Omg seriously? Do you have any freaken idea how developing world farming works? This is freaken sad. Ok fine. In the real world it wasn’t a farmer it was a farming family. Children as young as 3 would work the land. Being able to use an animal to plow unleashed abundant food and freed up multiple members of the family.
Yes having a job is better than not but that doesn’t mean you are entailed to a make work job because you refuse to use your brains.
When Amazon fires all of the delivery people for to save money, what are all of those delivery people supposed to do to buy things so that they can survive? People seem to think ‘just get another job’ is a viable answer to thousands of people out of work.
I don’t think your hypothetical is very likely especially in anything resembling the short term. These drones can lift a can of soup, not exactly a couch.
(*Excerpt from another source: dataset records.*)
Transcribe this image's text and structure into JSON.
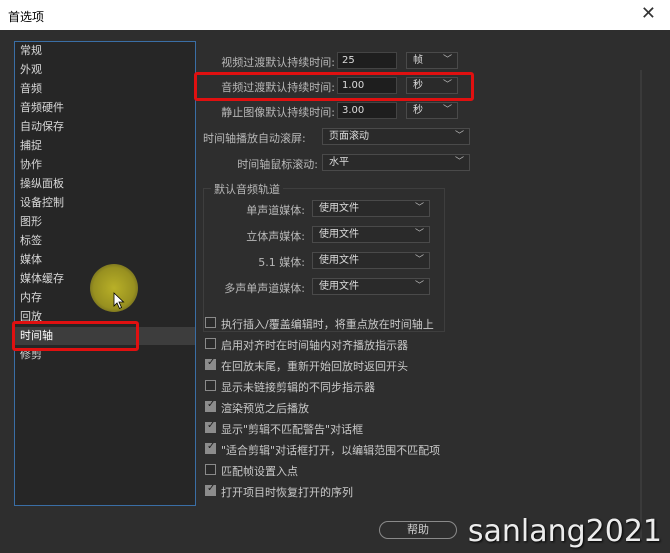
{
  "window": {
    "title": "首选项",
    "close": "✕"
  },
  "sidebar": {
    "items": [
      {
        "label": "常规"
      },
      {
        "label": "外观"
      },
      {
        "label": "音频"
      },
      {
        "label": "音频硬件"
      },
      {
        "label": "自动保存"
      },
      {
        "label": "捕捉"
      },
      {
        "label": "协作"
      },
      {
        "label": "操纵面板"
      },
      {
        "label": "设备控制"
      },
      {
        "label": "图形"
      },
      {
        "label": "标签"
      },
      {
        "label": "媒体"
      },
      {
        "label": "媒体缓存"
      },
      {
        "label": "内存"
      },
      {
        "label": "回放"
      },
      {
        "label": "时间轴"
      },
      {
        "label": "修剪"
      }
    ],
    "selected": "时间轴"
  },
  "settings": {
    "video_transition": {
      "label": "视频过渡默认持续时间:",
      "value": "25",
      "unit": "帧"
    },
    "audio_transition": {
      "label": "音频过渡默认持续时间:",
      "value": "1.00",
      "unit": "秒"
    },
    "still_image": {
      "label": "静止图像默认持续时间:",
      "value": "3.00",
      "unit": "秒"
    },
    "auto_scroll": {
      "label": "时间轴播放自动滚屏:",
      "value": "页面滚动"
    },
    "mouse_scroll": {
      "label": "时间轴鼠标滚动:",
      "value": "水平"
    }
  },
  "audio_tracks": {
    "title": "默认音频轨道",
    "mono": {
      "label": "单声道媒体:",
      "value": "使用文件"
    },
    "stereo": {
      "label": "立体声媒体:",
      "value": "使用文件"
    },
    "surround": {
      "label": "5.1 媒体:",
      "value": "使用文件"
    },
    "multi_mono": {
      "label": "多声单声道媒体:",
      "value": "使用文件"
    }
  },
  "checkboxes": [
    {
      "label": "执行插入/覆盖编辑时，将重点放在时间轴上",
      "checked": false
    },
    {
      "label": "启用对齐时在时间轴内对齐播放指示器",
      "checked": false
    },
    {
      "label": "在回放末尾，重新开始回放时返回开头",
      "checked": true
    },
    {
      "label": "显示未链接剪辑的不同步指示器",
      "checked": false
    },
    {
      "label": "渲染预览之后播放",
      "checked": true
    },
    {
      "label": "显示\"剪辑不匹配警告\"对话框",
      "checked": true
    },
    {
      "label": "\"适合剪辑\"对话框打开，以编辑范围不匹配项",
      "checked": true
    },
    {
      "label": "匹配帧设置入点",
      "checked": false
    },
    {
      "label": "打开项目时恢复打开的序列",
      "checked": true
    }
  ],
  "buttons": {
    "help": "帮助"
  },
  "watermark": "sanlang2021",
  "colors": {
    "highlight": "#e01010",
    "accent": "#3a6ea5"
  }
}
However if drones gradually replace drivers the drivers will get new jobs. The reason why this is being suggested to you repeatedly is because it is the solution to the problem. The cure for automation isn’t to stick your head in the dirt and demand your degrading jobs back the cure is training.
UPS delivery drivers fought for and won a $170,000 salary. Ask them how degrading they feel their job is.
I am glad they are well paid, does that mean they aren’t doing a job that takes about a third grader level of education to perform? No. Does that mean it isn’t deadend? No.
Being well paid means exactly that and nothing more. EMT workers doing vital work but are often paid only a bit above minimum wage. Banksters are paid millions and produce nothing except taxpayer funded fraud.
That seems extremely unlikely to me.